A Queen Anne walnut dressing table mirror circa 1710

bidding is closed

Description

  • 74cm. high, 41cm. wide; 27cm. deep; 2ft. 5in., 1ft. 4in., 10 3/4 in.
the rectangular bevelled plate within a moulded frame and between straight moulded uprights surmounted by acorn finials, the two-tier stepped lower section with a bank of small shaped drawers between two deep drawers and above a projecting long drawer moulded to simulate two drawers, raised on `Braganza' feet to the front and bun feet to the back

Provenance

Percival D. Griffiths, Sandridgebury, St Albans
Frederick Poke, Langholm, Parkside, Wimbledon Common
Thence by decent
Sold Sotheby's London, 13 June 2001, lot 73

Literature

Robert W. Symonds, English Furniture from Charles II to George II, 1929, p.166, fig. 124
Ralph Edwards and Percy Macquoid, The Dictionary of English Furniture, 3 Vols., rev. ed. 1954, vol.II, p.364, fig.22

Catalogue Note

The collection of important English furniture formed by the Midlands businessman, Mr Frederick Poke, is not only of exceptional interest for its quality, but also as a document of twentieth-century collecting taste.  Moulded through the help and connoisseurship of Robert Wemyss Symonds, the collection (amassed at his home Langholm, Parkside, Wimbledon Common) was built around a core group of furniture assembled by Percival D. Griffiths.  This celebrated collection, established at his home, Sandridgebury, St.
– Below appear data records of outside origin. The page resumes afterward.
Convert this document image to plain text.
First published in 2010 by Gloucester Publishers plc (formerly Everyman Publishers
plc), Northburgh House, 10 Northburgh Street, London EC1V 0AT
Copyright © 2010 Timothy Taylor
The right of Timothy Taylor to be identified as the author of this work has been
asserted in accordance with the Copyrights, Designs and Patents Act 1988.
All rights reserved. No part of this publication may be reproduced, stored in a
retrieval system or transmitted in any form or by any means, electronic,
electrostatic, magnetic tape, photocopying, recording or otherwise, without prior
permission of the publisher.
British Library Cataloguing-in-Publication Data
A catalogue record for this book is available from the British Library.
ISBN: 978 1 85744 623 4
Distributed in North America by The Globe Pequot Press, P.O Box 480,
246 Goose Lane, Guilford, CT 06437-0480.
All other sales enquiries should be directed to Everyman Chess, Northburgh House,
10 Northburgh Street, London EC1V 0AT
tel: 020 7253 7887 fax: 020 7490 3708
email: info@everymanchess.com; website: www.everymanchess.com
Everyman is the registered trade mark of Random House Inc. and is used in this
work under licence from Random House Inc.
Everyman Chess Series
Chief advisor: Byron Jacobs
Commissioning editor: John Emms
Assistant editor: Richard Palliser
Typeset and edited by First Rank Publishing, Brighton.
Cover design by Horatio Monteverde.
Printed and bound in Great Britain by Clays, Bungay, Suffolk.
Albans, and published in quasi-catalogue form by Symonds in his English Furniture from Charles II to George II (1929), was sold by Christie's between 10th and 12th May 1939.  As Symonds later noted, the sale 'was able to provide, upon its dispersal, at least six important collections in England with their best pieces' (1); Frederick Poke's was one of these.

Poke's relationship with Symonds probably mirrored that of Symonds with Griffiths, whom Symonds had begun advising in 1911. Symonds regularly contributed to the periodical Everybody's which was owned by Poke, and indeed published Poke's collection in  a series of articles in the early 1940s. (2)  As Edward Lennox-Boyd has noted, this type of article 'created a uniquely symbiotic relationship, in which Symonds could increase the fame and value of pieces of furniture by publishing them, and [...] further strengthen[ing] the collector's reliance on him. (3) Through his publications and advice to Griffiths and other collectors, Symonds was able to change the course of furniture connoisseurship exercising an almost curatorial approach to the collections he helped to form, carefully guiding their development and display. 

(1)  Robert W. Symonds, 'Portrait of a Collector,' Country Life, 13 June 1952, p.1811.

(2)  Robert W. Symonds, 'Craft of the Cabinet-Maker: Illustrated by Examples in the Collection of Mr. Frederick Poke,' The Connoisseur, May 1940, pp. 200-207; idem., 'The Development of the English Chair: Illustrated by Examples in the Collection of Mr. Frederick Poke,' ibid., December 1941, pp.167-72; idem., 'The Designs of English Mirrors: Illustrated by Examples in the Collection of Mr Frederick Poke,' ibid., September 1942, pp. 20-26.

(3)  Edward Lennox-Boyd, 'Collecting in the Symonds Tradition, ' in Lennox-Boyd (ed.), Masterpieces of English Furniture: The Gerstenfeld Collection, 1998, p. 17.